A bell jangled in the depths of the house. Mrs. and Miss Dykinck became alert, and waited in silence until the ancient parlormaid appeared panting in the doorway.

“Miss Rose's hair tonic.” She advanced, a white package in her hand, and placed it within the outstretched fingers of the old lady. Mrs. Dykinck examined it from all angles, and then gave it to her daughter.

“Put it in my room, Anna,” said Miss Dykinck. Anna retired, and Mrs. Dykinck opened the rosewood box.

“These are the only old letters we have,” she said. “I went over the bundles this morning, and my daughter says that there is nothing you ought not to see.”

“In your part of the book,” said Gamadge, “I shan't be dealing with any period after 1840.”

“Then you may borrow these two packets. We expect you to be most discreet, Mr. Gamadge; nothing must be published, or even alluded to, without our express permission.”

“I shouldn't think of it,” said Gamadge, taking the letters, and wondering whether he wouldn't have to write the confounded thing, after all.

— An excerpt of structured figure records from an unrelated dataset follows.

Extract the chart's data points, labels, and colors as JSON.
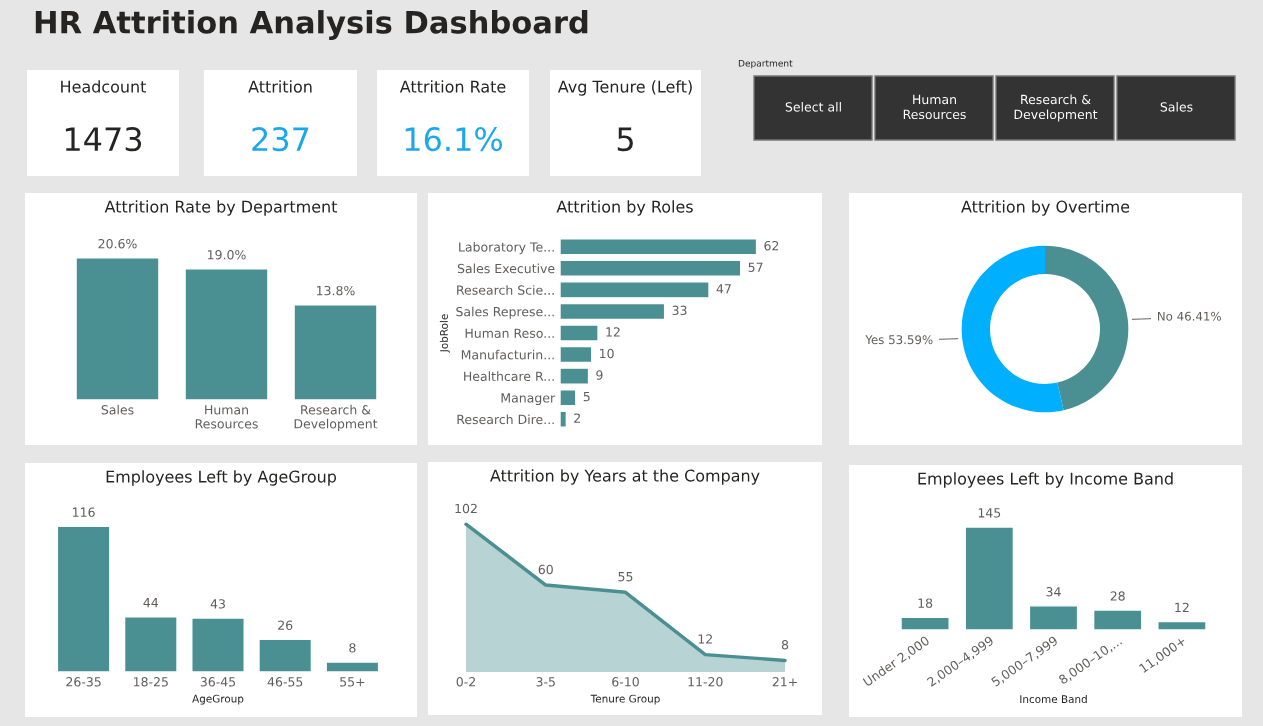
{
  "chart_data": [
    {
      "type": "other",
      "title": "HR Attrition Analysis Dashboard"
    },
    {
      "type": "other",
      "title": "Headcount",
      "annotations": [
        "1473"
      ]
    },
    {
      "type": "other",
      "title": "Attrition",
      "annotations": [
        "237"
      ],
      "colors": [
        "#1aa7ec"
      ]
    },
    {
      "type": "other",
      "title": "Attrition Rate",
      "annotations": [
        "16.1%"
      ],
      "colors": [
        "#1aa7ec"
      ]
    },
    {
      "type": "other",
      "title": "Avg Tenure (Left)",
      "annotations": [
        "5"
      ]
    },
    {
      "type": "other",
      "title": "Department",
      "annotations": [
        "Select all",
        "Human\nResources",
        "Research &\nDevelopment",
        "Sales"
      ]
    },
    {
      "type": "bar",
      "title": "Attrition Rate by Department",
      "categories": [
        "Sales",
        "Human\nResources",
        "Research &\nDevelopment"
      ],
      "values": [
        20.6,
        19.0,
        13.8
      ],
      "value_labels": [
        "20.6%",
        "19.0%",
        "13.8%"
      ],
      "color": "#4a9093",
      "tick_labels": "x"
    },
    {
      "type": "bar",
      "orientation": "horizontal",
      "title": "Attrition by Roles",
      "ylabel": "JobRole",
      "categories": [
        "Laboratory Te...",
        "Sales Executive",
        "Research Scie...",
        "Sales Represe...",
        "Human Reso...",
        "Manufacturin...",
        "Healthcare R...",
        "Manager",
        "Research Dire..."
      ],
      "values": [
        62,
        57,
        47,
        33,
        12,
        10,
        9,
        5,
        2
      ],
      "color": "#4a9093",
      "data_labels": true,
      "tick_labels": "y"
    },
    {
      "type": "donut",
      "title": "Attrition by Overtime",
      "categories": [
        "No",
        "Yes"
      ],
      "values": [
        46.41,
        53.59
      ],
      "value_labels": [
        "46.41%",
        "53.59%"
      ],
      "colors": [
        "#4a9093",
        "#00b0ff"
      ]
    },
    {
      "type": "bar",
      "title": "Employees Left by AgeGroup",
      "xlabel": "AgeGroup",
      "categories": [
        "26-35",
        "18-25",
        "36-45",
        "46-55",
        "55+"
      ],
      "values": [
        116,
        44,
        43,
        26,
        8
      ],
      "color": "#4a9093",
      "data_labels": true,
      "tick_labels": "x"
    },
    {
      "type": "area",
      "title": "Attrition by Years at the Company",
      "xlabel": "Tenure Group",
      "categories": [
        "0-2",
        "3-5",
        "6-10",
        "11-20",
        "21+"
      ],
      "values": [
        102,
        60,
        55,
        12,
        8
      ],
      "color": "#4a9093",
      "data_labels": true,
      "tick_labels": "x"
    },
    {
      "type": "bar",
      "title": "Employees Left by Income Band",
      "xlabel": "Income Band",
      "categories": [
        "Under 2,000",
        "2,000–4,999",
        "5,000–7,999",
        "8,000–10,...",
        "11,000+"
      ],
      "values": [
        18,
        145,
        34,
        28,
        12
      ],
      "color": "#4a9093",
      "data_labels": true,
      "tick_labels": "x"
    }
  ]
}
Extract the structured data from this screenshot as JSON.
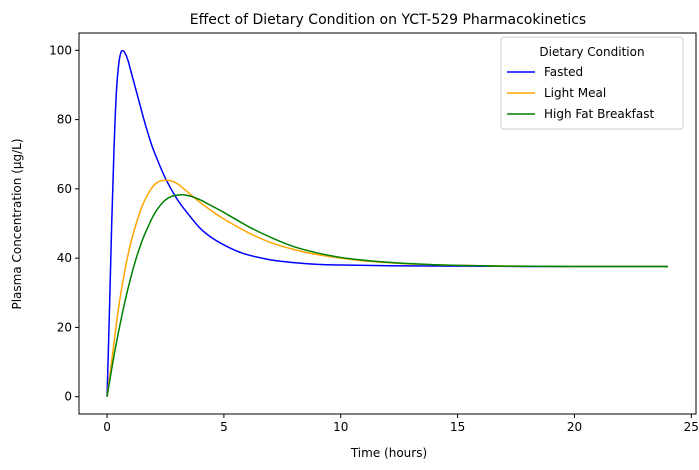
{
  "chart_data": {
    "type": "line",
    "title": "Effect of Dietary Condition on YCT-529 Pharmacokinetics",
    "xlabel": "Time (hours)",
    "ylabel": "Plasma Concentration (µg/L)",
    "xlim": [
      -1.2,
      25.2
    ],
    "ylim": [
      -5,
      105
    ],
    "x_ticks": [
      0,
      5,
      10,
      15,
      20,
      25
    ],
    "y_ticks": [
      0,
      20,
      40,
      60,
      80,
      100
    ],
    "grid": false,
    "legend": {
      "title": "Dietary Condition",
      "placement": "top-right"
    },
    "series": [
      {
        "name": "Fasted",
        "color": "#0000ff",
        "x": [
          0,
          0.1,
          0.2,
          0.3,
          0.4,
          0.5,
          0.6,
          0.7,
          0.8,
          0.9,
          1.0,
          1.2,
          1.4,
          1.6,
          1.8,
          2.0,
          2.5,
          3.0,
          3.5,
          4.0,
          4.5,
          5.0,
          5.5,
          6.0,
          7.0,
          8.0,
          9.0,
          10,
          12,
          15,
          18,
          21,
          24
        ],
        "y": [
          0,
          24,
          50,
          72,
          88,
          96,
          99.5,
          99.8,
          98.8,
          97,
          94.5,
          89.5,
          84.5,
          79.5,
          75,
          71,
          63,
          57,
          52.5,
          48.5,
          45.8,
          43.8,
          42.2,
          41,
          39.5,
          38.7,
          38.2,
          38,
          37.8,
          37.7,
          37.6,
          37.6,
          37.6
        ]
      },
      {
        "name": "Light Meal",
        "color": "#ffa500",
        "x": [
          0,
          0.25,
          0.5,
          0.75,
          1.0,
          1.25,
          1.5,
          1.75,
          2.0,
          2.25,
          2.5,
          2.75,
          3.0,
          3.25,
          3.5,
          4.0,
          4.5,
          5.0,
          6.0,
          7.0,
          8.0,
          9.0,
          10,
          11,
          12,
          13,
          14,
          15,
          17,
          20,
          24
        ],
        "y": [
          0,
          13,
          26,
          36,
          44,
          50,
          55,
          58.5,
          61,
          62.2,
          62.5,
          62.3,
          61.5,
          60.2,
          58.8,
          56,
          53.5,
          51.3,
          47.5,
          44.5,
          42.5,
          41,
          40,
          39.2,
          38.7,
          38.3,
          38.1,
          37.9,
          37.7,
          37.6,
          37.6
        ]
      },
      {
        "name": "High Fat Breakfast",
        "color": "#008000",
        "x": [
          0,
          0.25,
          0.5,
          0.75,
          1.0,
          1.25,
          1.5,
          1.75,
          2.0,
          2.25,
          2.5,
          2.75,
          3.0,
          3.25,
          3.5,
          3.75,
          4.0,
          4.5,
          5.0,
          6.0,
          7.0,
          8.0,
          9.0,
          10,
          11,
          12,
          13,
          14,
          15,
          17,
          20,
          24
        ],
        "y": [
          0,
          10,
          19,
          27,
          34,
          40,
          45,
          49,
          52.5,
          55,
          56.8,
          57.8,
          58.2,
          58.3,
          58,
          57.5,
          56.8,
          55,
          53.2,
          49.3,
          46,
          43.3,
          41.5,
          40.2,
          39.4,
          38.8,
          38.4,
          38.1,
          37.9,
          37.7,
          37.6,
          37.6
        ]
      }
    ]
  }
}
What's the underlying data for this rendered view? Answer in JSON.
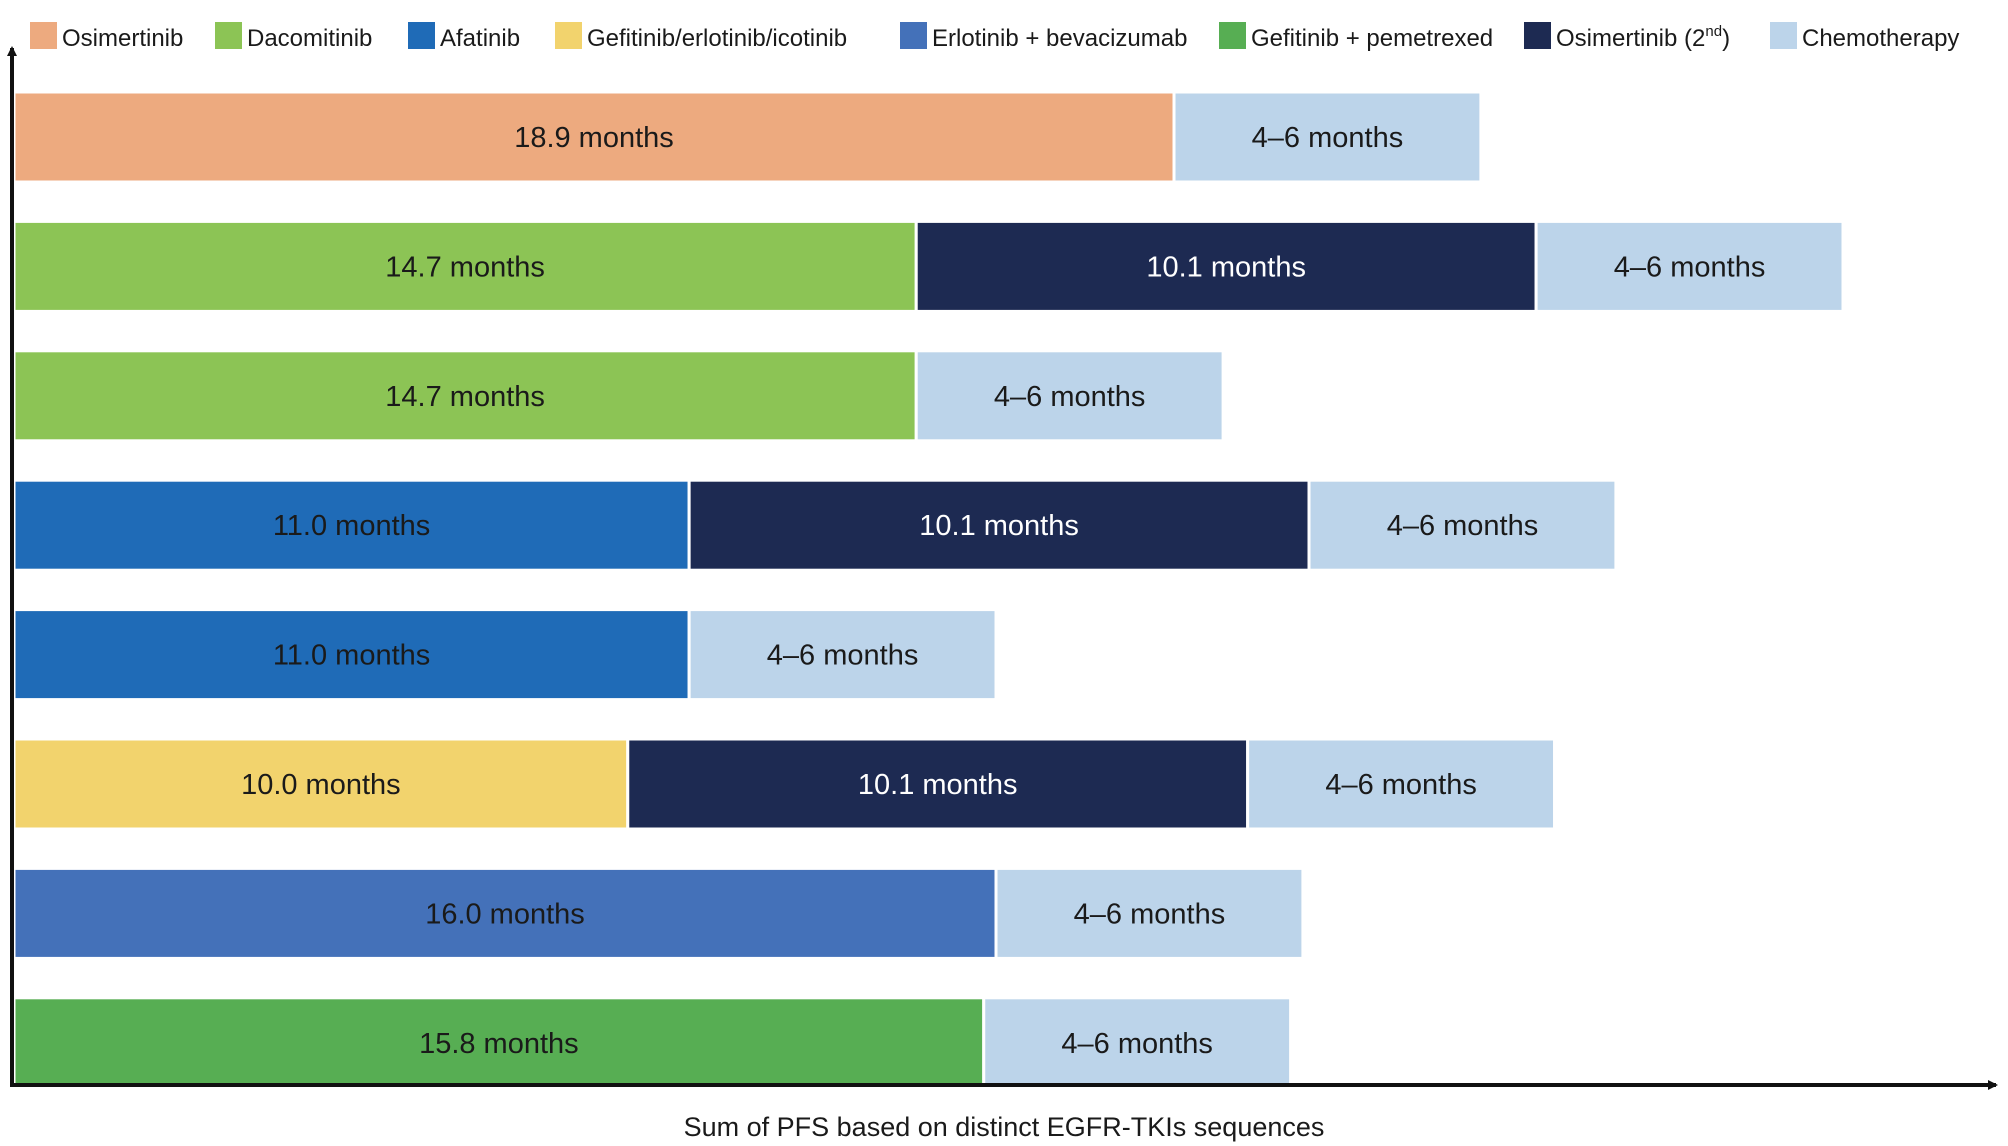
{
  "chart_data": {
    "type": "bar",
    "orientation": "horizontal",
    "stacked": true,
    "xlabel": "Sum of PFS based on distinct EGFR-TKIs sequences",
    "ylabel": "",
    "grid": false,
    "legend_position": "top",
    "legend": [
      {
        "key": "osimertinib",
        "label": "Osimertinib",
        "color": "#EDAA7F"
      },
      {
        "key": "dacomitinib",
        "label": "Dacomitinib",
        "color": "#8CC455"
      },
      {
        "key": "afatinib",
        "label": "Afatinib",
        "color": "#1F6BB7"
      },
      {
        "key": "gef_erl_ico",
        "label": "Gefitinib/erlotinib/icotinib",
        "color": "#F2D36D"
      },
      {
        "key": "erl_bev",
        "label": "Erlotinib + bevacizumab",
        "color": "#4471B9"
      },
      {
        "key": "gef_pem",
        "label": "Gefitinib + pemetrexed",
        "color": "#57AE53"
      },
      {
        "key": "osimertinib_2nd",
        "label": "Osimertinib (2",
        "label_sup": "nd",
        "label_end": ")",
        "color": "#1D2A52"
      },
      {
        "key": "chemotherapy",
        "label": "Chemotherapy",
        "color": "#BCD4EA"
      }
    ],
    "rows": [
      {
        "segments": [
          {
            "treatment": "osimertinib",
            "value": 18.9,
            "label": "18.9 months"
          },
          {
            "treatment": "chemotherapy",
            "value": 5,
            "range": [
              4,
              6
            ],
            "label": "4–6 months"
          }
        ]
      },
      {
        "segments": [
          {
            "treatment": "dacomitinib",
            "value": 14.7,
            "label": "14.7 months"
          },
          {
            "treatment": "osimertinib_2nd",
            "value": 10.1,
            "label": "10.1 months"
          },
          {
            "treatment": "chemotherapy",
            "value": 5,
            "range": [
              4,
              6
            ],
            "label": "4–6 months"
          }
        ]
      },
      {
        "segments": [
          {
            "treatment": "dacomitinib",
            "value": 14.7,
            "label": "14.7 months"
          },
          {
            "treatment": "chemotherapy",
            "value": 5,
            "range": [
              4,
              6
            ],
            "label": "4–6 months"
          }
        ]
      },
      {
        "segments": [
          {
            "treatment": "afatinib",
            "value": 11.0,
            "label": "11.0 months"
          },
          {
            "treatment": "osimertinib_2nd",
            "value": 10.1,
            "label": "10.1 months"
          },
          {
            "treatment": "chemotherapy",
            "value": 5,
            "range": [
              4,
              6
            ],
            "label": "4–6 months"
          }
        ]
      },
      {
        "segments": [
          {
            "treatment": "afatinib",
            "value": 11.0,
            "label": "11.0 months"
          },
          {
            "treatment": "chemotherapy",
            "value": 5,
            "range": [
              4,
              6
            ],
            "label": "4–6 months"
          }
        ]
      },
      {
        "segments": [
          {
            "treatment": "gef_erl_ico",
            "value": 10.0,
            "label": "10.0 months"
          },
          {
            "treatment": "osimertinib_2nd",
            "value": 10.1,
            "label": "10.1 months"
          },
          {
            "treatment": "chemotherapy",
            "value": 5,
            "range": [
              4,
              6
            ],
            "label": "4–6 months"
          }
        ]
      },
      {
        "segments": [
          {
            "treatment": "erl_bev",
            "value": 16.0,
            "label": "16.0 months"
          },
          {
            "treatment": "chemotherapy",
            "value": 5,
            "range": [
              4,
              6
            ],
            "label": "4–6 months"
          }
        ]
      },
      {
        "segments": [
          {
            "treatment": "gef_pem",
            "value": 15.8,
            "label": "15.8 months"
          },
          {
            "treatment": "chemotherapy",
            "value": 5,
            "range": [
              4,
              6
            ],
            "label": "4–6 months"
          }
        ]
      }
    ]
  }
}
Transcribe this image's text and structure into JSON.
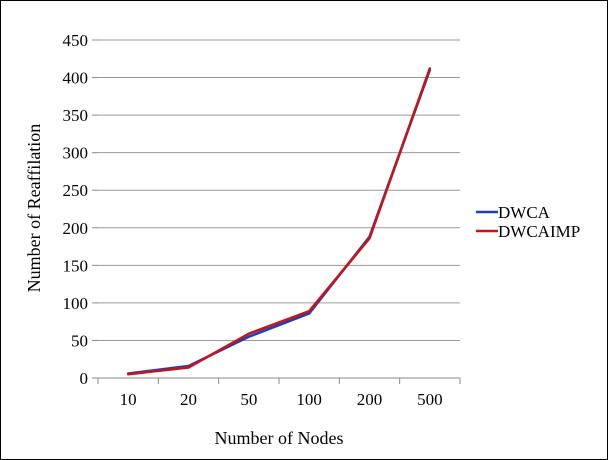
{
  "chart_data": {
    "type": "line",
    "categories": [
      "10",
      "20",
      "50",
      "100",
      "200",
      "500"
    ],
    "series": [
      {
        "name": "DWCA",
        "color": "#1f3fb4",
        "values": [
          6,
          16,
          55,
          86,
          188,
          410
        ]
      },
      {
        "name": "DWCAIMP",
        "color": "#c0171f",
        "values": [
          5,
          14,
          59,
          89,
          186,
          412
        ]
      }
    ],
    "xlabel": "Number of Nodes",
    "ylabel": "Number of Reaffilation",
    "ylim": [
      0,
      450
    ],
    "yticks": [
      0,
      50,
      100,
      150,
      200,
      250,
      300,
      350,
      400,
      450
    ],
    "grid": true,
    "legend_position": "right"
  }
}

“I thought you might care to use some of these.” Mrs. Dykinck, evidently rather eager and fluttered, produced a small heap of daguerreotypes from the box, their cases in the usual state of disrepair. Gamadge opened one, and gazed mournfully at the vanishing and ghostly countenance of the Dykinck within. He said they might prove valuable.

“You may not be aware that my daughter Rose is the last of the Dykincks; she is not sure whether she would care to have her picture in your book; historically, it might be of interest.”

“I hope I may have a photograph?”

“There's rather a good one,” said Miss Dykinck, “but it's rather old.”

“Send it to me, if you will.” Gamadge, who had been feeling more and more of a brute, comforted himself by reflecting that the Dykincks seemed inclined to purchase immortality rather cheap. “By the way,” he continued, “old Mr. Vauregard spoke of two little presentation sets of Byron—one in his possession, one perhaps in yours.”

Mrs. Dykinck looked blank. “Do we own a set of Byron, Posy? We have some old books, but I don't know what's there.”

Miss Dykinck said, “I don't know, myself.”

“If a Vauregard presented them, there might be a little story in it,” said Gamadge.